Lift Every Voice and Sing by James Johnson and J. Rosamond Johnson

Sing a song full of the faith that the dark past has taught us

Sing a song full of the hope that the present has brought us

Facing the rising sun of our new day begun

Let us march on ’til victory is won”

 

          I am the first generation of Americans in my family: the first generation whose native language is English, the first generation who might choose McDonalds over a Haitian restaurant for lunch, the first generation who was trained to believe that celebrating the fourth of July is a given. 

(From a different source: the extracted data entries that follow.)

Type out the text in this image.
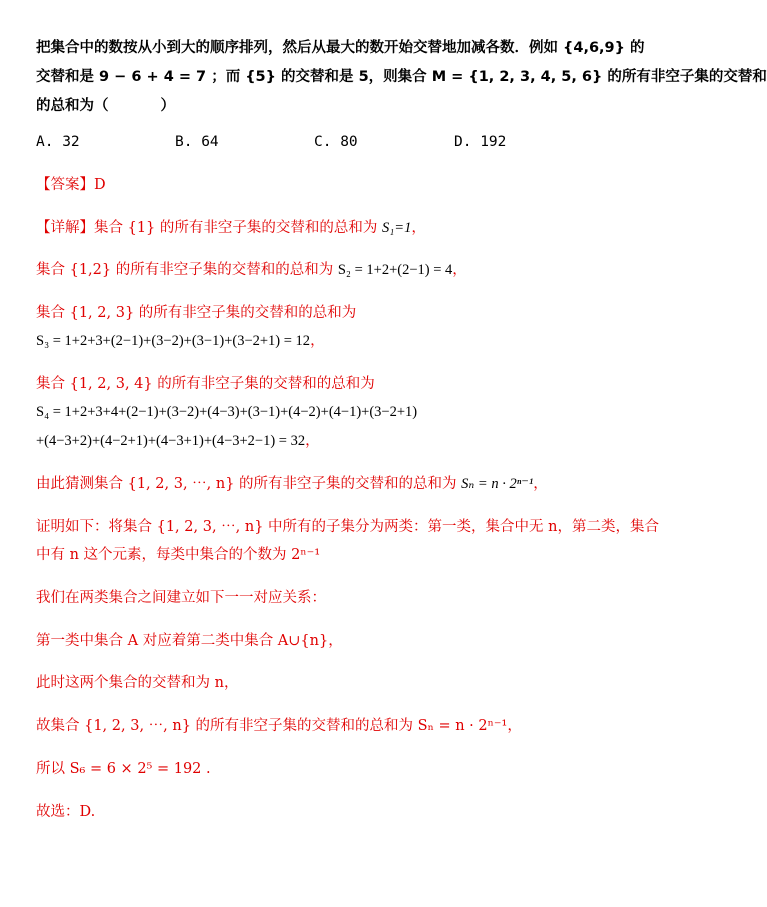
把集合中的数按从小到大的顺序排列，然后从最大的数开始交替地加减各数．例如 {4,6,9} 的
交替和是 9 − 6 + 4 = 7 ；而 {5} 的交替和是 5，则集合 M = {1, 2, 3, 4, 5, 6} 的所有非空子集的交替和
的总和为（	）
A. 32	B. 64	C. 80	D. 192
【答案】D
【详解】集合 {1} 的所有非空子集的交替和的总和为 S₁=1，
集合 {1,2} 的所有非空子集的交替和的总和为 S₂ = 1+2+(2−1) = 4，
集合 {1, 2, 3} 的所有非空子集的交替和的总和为
S₃ = 1+2+3+(2−1)+(3−2)+(3−1)+(3−2+1) = 12，
集合 {1, 2, 3, 4} 的所有非空子集的交替和的总和为
S₄ = 1+2+3+4+(2−1)+(3−2)+(4−3)+(3−1)+(4−2)+(4−1)+(3−2+1)
+(4−3+2)+(4−2+1)+(4−3+1)+(4−3+2−1) = 32，
由此猜测集合 {1, 2, 3, ⋯, n} 的所有非空子集的交替和的总和为 Sₙ = n · 2ⁿ⁻¹，
证明如下：将集合 {1, 2, 3, ⋯, n} 中所有的子集分为两类：第一类，集合中无 n，第二类，集合
中有 n 这个元素，每类中集合的个数为 2ⁿ⁻¹
我们在两类集合之间建立如下一一对应关系：
第一类中集合 A 对应着第二类中集合 A∪{n}，
此时这两个集合的交替和为 n，
故集合 {1, 2, 3, ⋯, n} 的所有非空子集的交替和的总和为 Sₙ = n · 2ⁿ⁻¹，
所以 S₆ = 6 × 2⁵ = 192 .
故选：D.
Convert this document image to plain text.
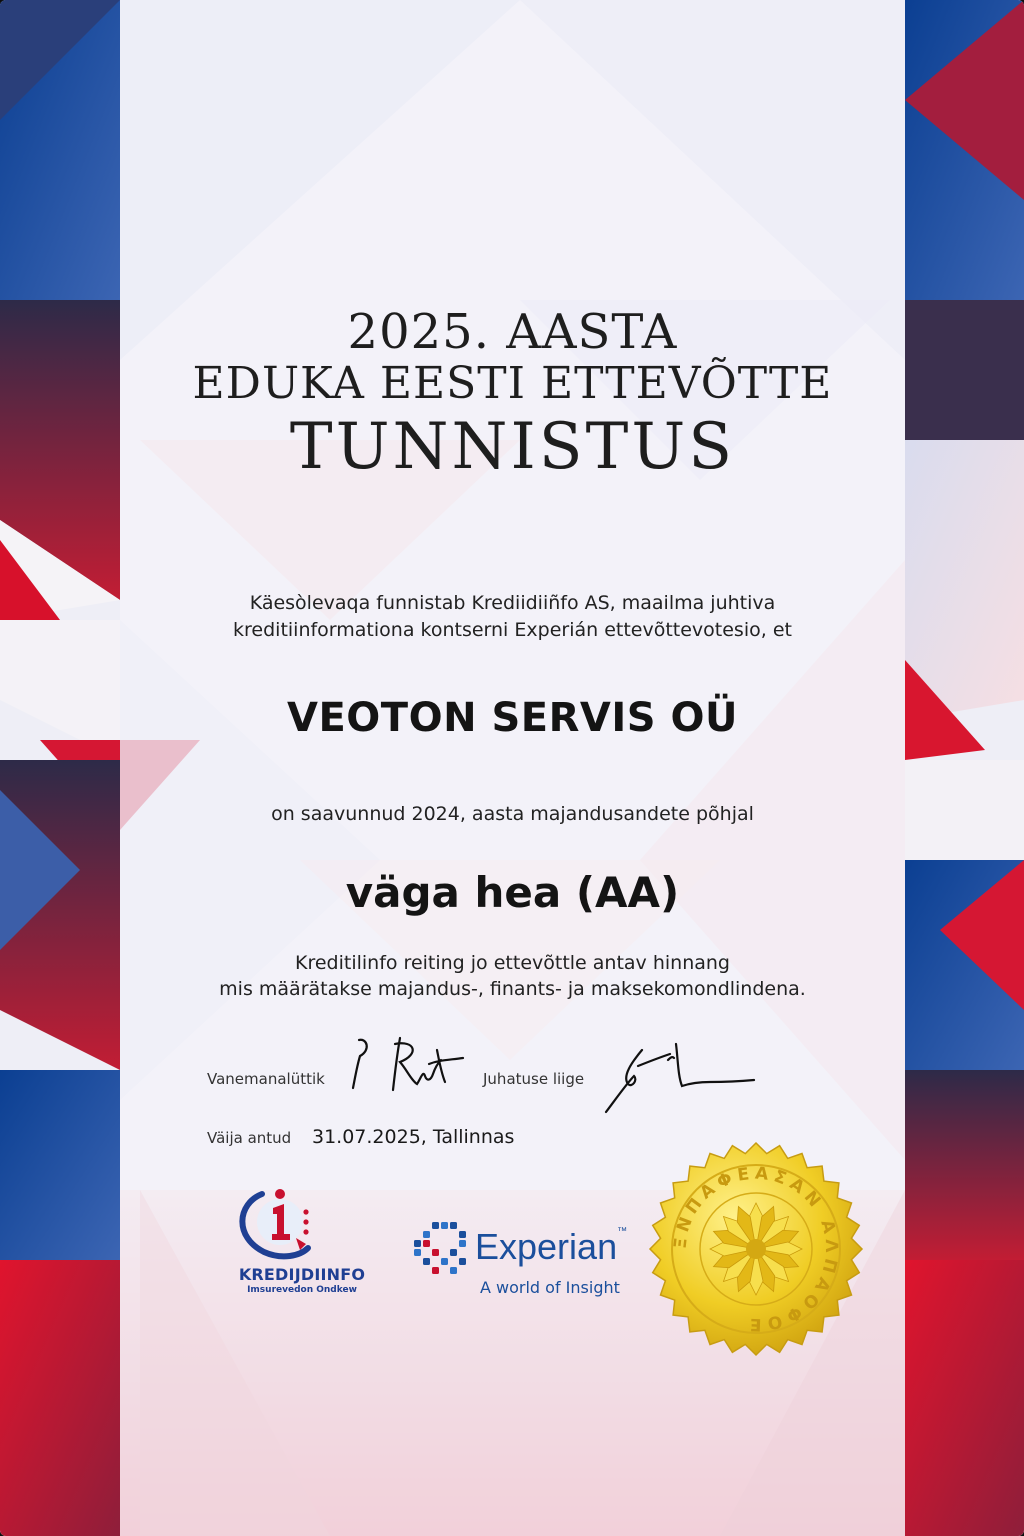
2025. AASTA
EDUKA EESTI ETTEVÕTTE
TUNNISTUS
Käesòlevaqa funnistab Krediidiiñfo AS, maailma juhtiva
kreditiinformationa kontserni Experián ettevõttevotesio, et
VEOTON SERVIS OÜ
on saavunnud 2024, aasta majandusandete põhjal
väga hea (AA)
Kreditilinfo reiting jo ettevõttle antav hinnang
mis määrätakse majandus-, finants- ja maksekomondlindena.
Vanemanalüttik	Juhatuse liige
Väija antud 31.07.2025, Tallinnas
KREDIJDIINFO
Imsurevedon Ondkew
Experian™
A world of Insight
ΞΝΠΑΦΕΑΣΑΝ ΑΛΠΑΟΦΟΕ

          The rest of my family has never been big on the “All American” celebration. I’m the first American-born on my father’s side and the second on my mother’s, so I think I’ve always just chalked it up to that. If you are from an immigrant family, you might understand what I mean when I say that crossing the threshold of the house’s front door is like crossing a border. When I walk into my house, there is Haitian art on the walls, there is the smell of Haitian food in the air, and English is not the only language. We celebrate Haitian Independence Day every January, and we’re far more likely to have a cookout for that then we are seven months later for the fourth of July. 

          Having grown up in predominantly White suburbs my whole life, I’m no stranger to the July 4th barbecues, the huge firework showcases at the city park, or the star-stickered faces wearing white crop tops, blue denim shorts and red bandanas as headbands. In fact, I’ve eaten at those barbecues; I’ve watched those fireworks; I’ve even worn that exact outfit (admittedly, multiple years in a row). But to be honest, I’ve always wondered why the holiday never quite felt “right,” and why I often felt like the odd one out while walking around the July 4th get-togethers, even if I was wearing the same three colors as everyone else. Why did I secretly feel like celebrating American independence was somehow… wrong? 

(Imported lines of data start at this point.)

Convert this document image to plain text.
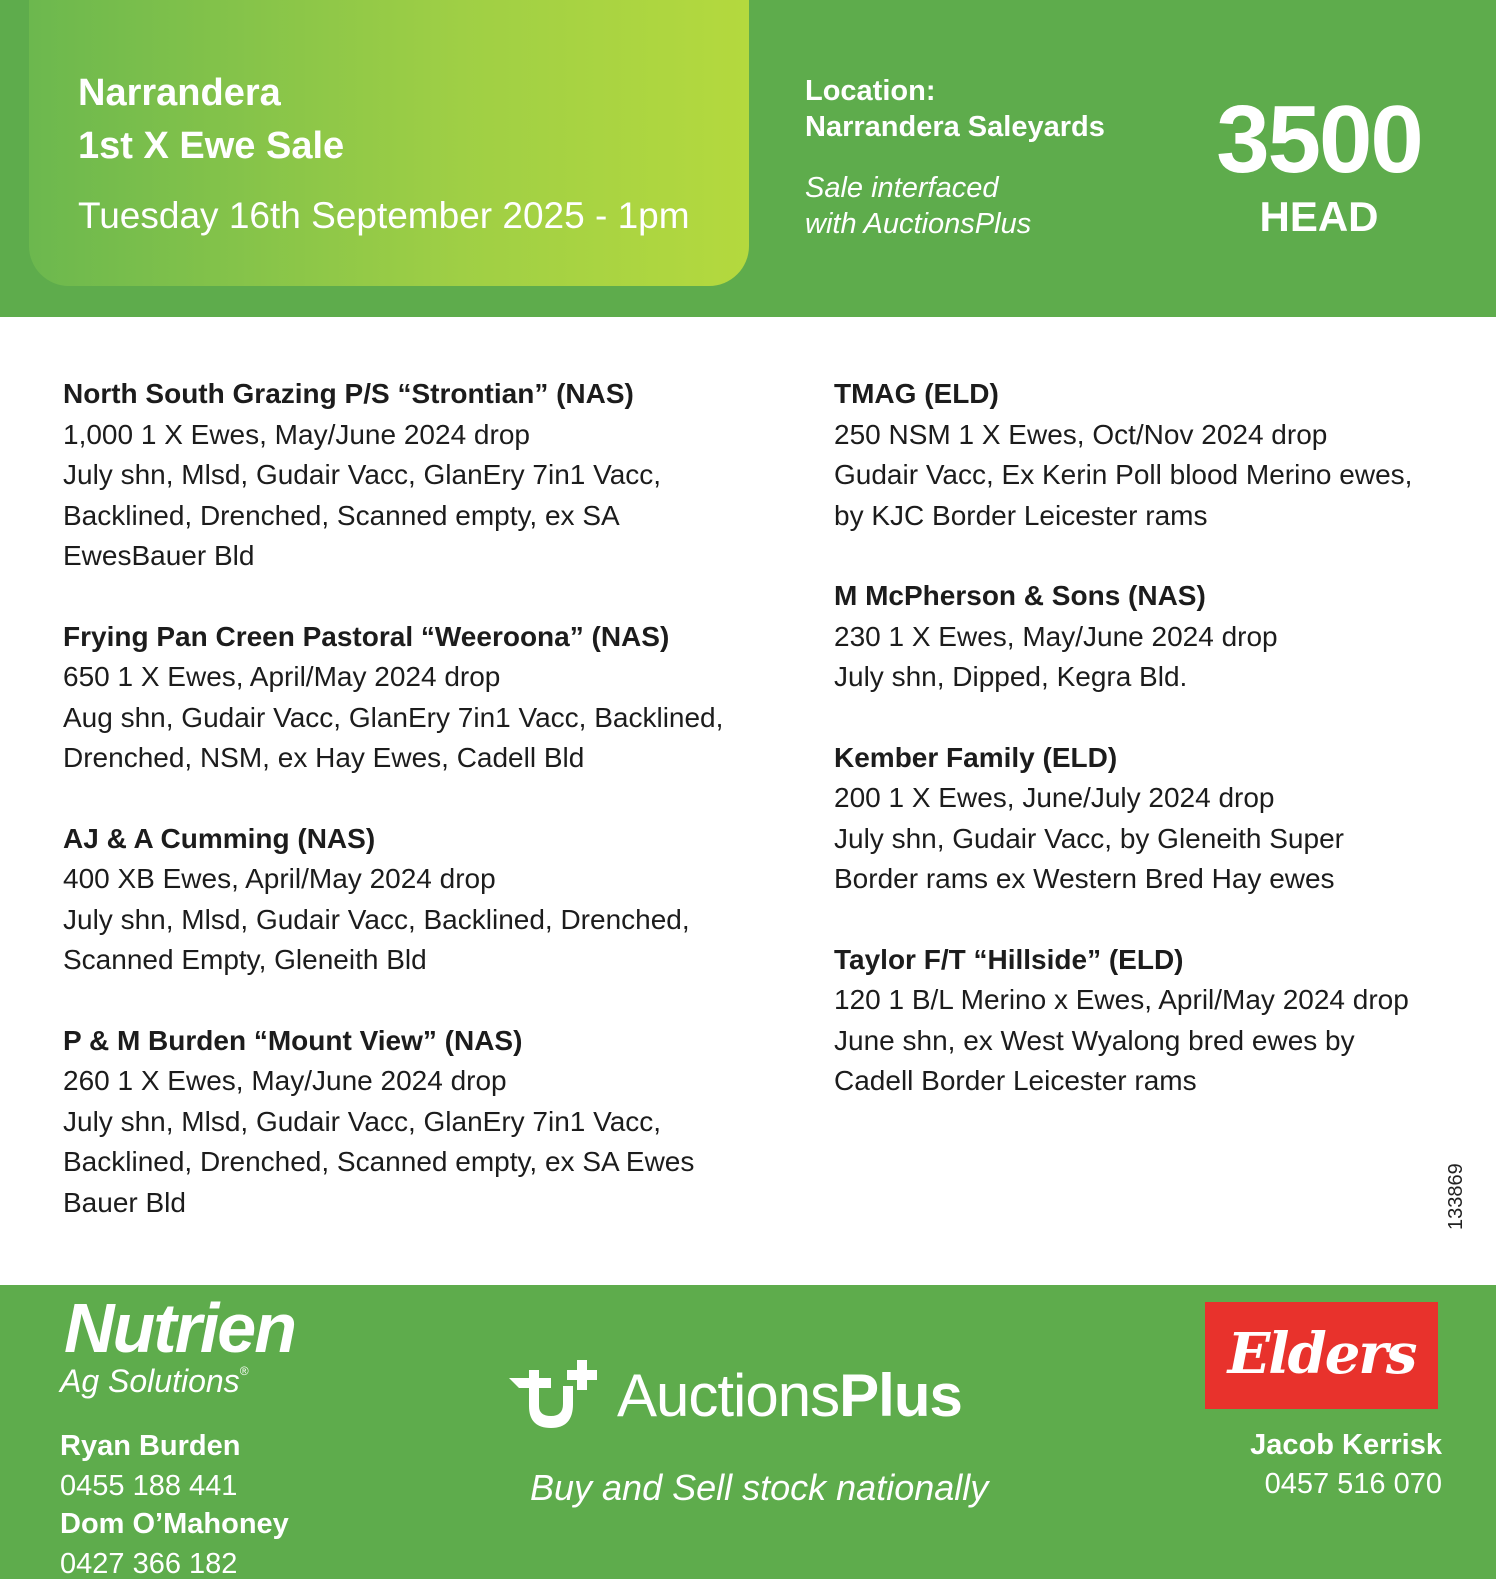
Narrandera
1st X Ewe Sale
Tuesday 16th September 2025 - 1pm
Location:
Narrandera Saleyards
Sale interfaced
with AuctionsPlus
3500
HEAD
North South Grazing P/S “Strontian” (NAS)
1,000 1 X Ewes, May/June 2024 drop
July shn, Mlsd, Gudair Vacc, GlanEry 7in1 Vacc,
Backlined, Drenched, Scanned empty, ex SA
EwesBauer Bld
Frying Pan Creen Pastoral “Weeroona” (NAS)
650 1 X Ewes, April/May 2024 drop
Aug shn, Gudair Vacc, GlanEry 7in1 Vacc, Backlined,
Drenched, NSM, ex Hay Ewes, Cadell Bld
AJ & A Cumming (NAS)
400 XB Ewes, April/May 2024 drop
July shn, Mlsd, Gudair Vacc, Backlined, Drenched,
Scanned Empty, Gleneith Bld
P & M Burden “Mount View” (NAS)
260 1 X Ewes, May/June 2024 drop
July shn, Mlsd, Gudair Vacc, GlanEry 7in1 Vacc,
Backlined, Drenched, Scanned empty, ex SA Ewes
Bauer Bld
TMAG (ELD)
250 NSM 1 X Ewes, Oct/Nov 2024 drop
Gudair Vacc, Ex Kerin Poll blood Merino ewes,
by KJC Border Leicester rams
M McPherson & Sons (NAS)
230 1 X Ewes, May/June 2024 drop
July shn, Dipped, Kegra Bld.
Kember Family (ELD)
200 1 X Ewes, June/July 2024 drop
July shn, Gudair Vacc, by Gleneith Super
Border rams ex Western Bred Hay ewes
Taylor F/T “Hillside” (ELD)
120 1 B/L Merino x Ewes, April/May 2024 drop
June shn, ex West Wyalong bred ewes by
Cadell Border Leicester rams
133869
Nutrien
Ag Solutions®
Ryan Burden
0455 188 441
Dom O’Mahoney
0427 366 182
AuctionsPlus
Buy and Sell stock nationally
Elders
Jacob Kerrisk
0457 516 070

          Years later, because of the history and courage to reject American norms that Black organizers are confronting us with in this sociopolitical moment, I finally have the vocabulary and the awareness to understand why I felt the way I did as a teenager about July 4th. It is the Independence Day of a nation not designed to also grant independence to people like me (Black, queer, female), or anyone in my family (Black and foreign-born), or anyone that attends Wellesley College (a college originally founded for women). It is a day that celebrates the building of an entire country on stolen land using forced labor. It is a day that commemorates the publishing of a founding document that is so utterly hypocritical, having “all men are created equal” written in its first line, when almost 250 years later, that is still so far from a “self-evident truth.”

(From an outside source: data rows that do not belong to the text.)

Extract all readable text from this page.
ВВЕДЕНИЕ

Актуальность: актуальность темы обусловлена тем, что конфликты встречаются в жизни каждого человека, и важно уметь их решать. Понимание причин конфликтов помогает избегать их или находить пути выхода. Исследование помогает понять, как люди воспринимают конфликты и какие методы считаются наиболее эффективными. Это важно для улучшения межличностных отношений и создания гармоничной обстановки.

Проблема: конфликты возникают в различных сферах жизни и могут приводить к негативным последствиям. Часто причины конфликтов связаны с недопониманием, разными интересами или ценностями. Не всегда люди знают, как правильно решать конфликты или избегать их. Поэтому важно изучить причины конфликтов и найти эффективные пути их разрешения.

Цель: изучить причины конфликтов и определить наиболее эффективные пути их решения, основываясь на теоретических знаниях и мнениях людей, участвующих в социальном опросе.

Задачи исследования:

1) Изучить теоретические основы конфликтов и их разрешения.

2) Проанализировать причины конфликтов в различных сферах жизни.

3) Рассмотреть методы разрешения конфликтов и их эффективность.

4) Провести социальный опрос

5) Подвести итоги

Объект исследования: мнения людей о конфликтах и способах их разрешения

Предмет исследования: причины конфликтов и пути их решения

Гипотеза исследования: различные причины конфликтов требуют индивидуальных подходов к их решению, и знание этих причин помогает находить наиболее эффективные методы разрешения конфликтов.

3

          The United States, contrary to what we are taught in school, is not and has never been a “perfect Union.” The Black Lives Matter movement has shown us more examples of that than we can count. However, BLM has also shown us what working towards a better and freer future actually looks like. I have faith that we are headed in the right direction. I just hope that we are all headed there together.

 

‘Til Victory is Won,

Tatiana ‘21

The Afro-American (aka Pan African, Black Liberation, or UNIA) Flag.